Les supporters génèrent de la chaleur "avec leurs encouragements" et possèdent, contrairement aux joueurs en pleine forme physique, des "comorbidités" qui les exposent aux coups de chaud, pouvant mener jusqu'au décès.
De fait, la température est toujours plus grande à l'intérieur des stades, composés de béton, d'asphalte ou encore de métal, souligne le chercheur, qui insiste sur les besoins de "circulation de l'air", de "zones d'ombre" et "d'hydratation" mise à mal par les boissons alcoolisées.

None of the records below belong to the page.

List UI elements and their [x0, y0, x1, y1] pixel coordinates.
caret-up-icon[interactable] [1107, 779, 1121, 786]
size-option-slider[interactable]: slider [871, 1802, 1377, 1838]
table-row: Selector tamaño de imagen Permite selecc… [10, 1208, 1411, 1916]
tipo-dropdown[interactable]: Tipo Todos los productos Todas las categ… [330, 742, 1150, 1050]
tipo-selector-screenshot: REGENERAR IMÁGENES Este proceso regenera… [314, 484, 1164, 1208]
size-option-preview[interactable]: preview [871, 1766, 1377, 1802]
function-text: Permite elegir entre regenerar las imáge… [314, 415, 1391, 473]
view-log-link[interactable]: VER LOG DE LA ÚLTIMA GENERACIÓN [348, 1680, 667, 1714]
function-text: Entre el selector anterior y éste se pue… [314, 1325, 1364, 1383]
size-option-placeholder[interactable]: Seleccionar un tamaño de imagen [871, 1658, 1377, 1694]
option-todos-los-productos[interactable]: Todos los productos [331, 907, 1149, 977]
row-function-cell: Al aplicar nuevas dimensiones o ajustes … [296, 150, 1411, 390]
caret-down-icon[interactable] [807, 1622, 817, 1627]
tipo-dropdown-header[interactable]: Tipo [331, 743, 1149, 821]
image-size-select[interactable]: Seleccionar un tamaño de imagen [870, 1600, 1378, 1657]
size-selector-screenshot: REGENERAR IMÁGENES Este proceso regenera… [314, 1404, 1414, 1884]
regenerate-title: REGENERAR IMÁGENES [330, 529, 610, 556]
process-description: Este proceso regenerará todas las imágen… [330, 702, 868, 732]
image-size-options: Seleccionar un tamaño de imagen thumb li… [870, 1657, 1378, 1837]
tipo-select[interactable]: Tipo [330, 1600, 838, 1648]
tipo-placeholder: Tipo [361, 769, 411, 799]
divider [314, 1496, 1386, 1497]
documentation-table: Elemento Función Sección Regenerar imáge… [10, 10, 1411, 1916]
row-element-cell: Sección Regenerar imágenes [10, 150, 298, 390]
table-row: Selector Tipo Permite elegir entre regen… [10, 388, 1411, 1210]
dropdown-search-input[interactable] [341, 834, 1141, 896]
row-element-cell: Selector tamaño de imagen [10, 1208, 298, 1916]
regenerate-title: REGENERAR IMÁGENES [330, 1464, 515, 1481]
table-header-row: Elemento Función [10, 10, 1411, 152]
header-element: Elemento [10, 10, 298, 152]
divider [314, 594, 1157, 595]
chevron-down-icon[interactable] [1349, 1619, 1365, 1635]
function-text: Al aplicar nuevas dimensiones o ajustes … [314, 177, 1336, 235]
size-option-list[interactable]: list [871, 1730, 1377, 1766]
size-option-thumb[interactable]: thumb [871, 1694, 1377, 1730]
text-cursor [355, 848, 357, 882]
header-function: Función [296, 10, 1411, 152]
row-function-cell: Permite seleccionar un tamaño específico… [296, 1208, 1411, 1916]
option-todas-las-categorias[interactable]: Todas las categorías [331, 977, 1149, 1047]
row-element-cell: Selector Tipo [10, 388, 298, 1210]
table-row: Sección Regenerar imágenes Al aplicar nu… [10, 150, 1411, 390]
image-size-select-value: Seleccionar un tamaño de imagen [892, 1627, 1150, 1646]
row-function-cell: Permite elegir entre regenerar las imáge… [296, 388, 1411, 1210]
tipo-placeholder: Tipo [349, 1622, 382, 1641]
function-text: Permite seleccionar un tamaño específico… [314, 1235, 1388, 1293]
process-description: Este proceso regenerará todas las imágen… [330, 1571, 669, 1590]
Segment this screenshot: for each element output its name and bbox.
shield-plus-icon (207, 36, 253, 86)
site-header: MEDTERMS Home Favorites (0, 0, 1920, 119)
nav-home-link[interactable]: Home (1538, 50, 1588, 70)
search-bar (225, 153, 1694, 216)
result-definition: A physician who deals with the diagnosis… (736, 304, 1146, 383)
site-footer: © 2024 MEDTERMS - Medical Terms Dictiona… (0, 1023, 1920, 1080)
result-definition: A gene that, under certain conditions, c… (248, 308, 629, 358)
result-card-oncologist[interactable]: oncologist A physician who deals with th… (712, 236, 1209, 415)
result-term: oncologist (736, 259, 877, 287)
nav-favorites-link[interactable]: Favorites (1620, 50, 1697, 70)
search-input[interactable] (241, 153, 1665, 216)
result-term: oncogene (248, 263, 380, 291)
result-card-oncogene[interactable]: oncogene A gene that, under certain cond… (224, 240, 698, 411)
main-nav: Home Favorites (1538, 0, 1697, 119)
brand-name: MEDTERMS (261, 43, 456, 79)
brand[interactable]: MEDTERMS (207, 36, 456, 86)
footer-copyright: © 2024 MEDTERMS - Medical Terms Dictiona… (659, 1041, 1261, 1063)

La Fifa n'a pas encore précisé aux opérateurs des stades si les fans pourront venir avec des gourdes ou s'ils devront payer l'eau.
Pour M. Benjamin Schott, météorologiste au National Weather Service (NWS) qui conseille la Fifa et la "taskforce" dédiée au Mondial, il faut insister sur la "prévention" auprès des spectateurs, notamment étrangers, qui méconnaissent le climat local. Des traducteurs devront relayer des messages préventifs autour des stades.
Le NWS, qui aura un représentant par ville hôte, conduira sa mission de lanceur d'alertes selon ses prévisions météo. La Fifa et les collectivités locales auront la main sur la tenue des rencontres.
"On travaille avec les différentes équipes de gestion des catastrophes (gouvernements, forces de l'ordre, pompiers etc) pour s'assurer de la sécurité de tous", assure le météorologue, pour qui les conditions vécues lors du Mondial des clubs n'avaient "rien d'exceptionnel" dans un pays où des records de température sont battus "chaque année".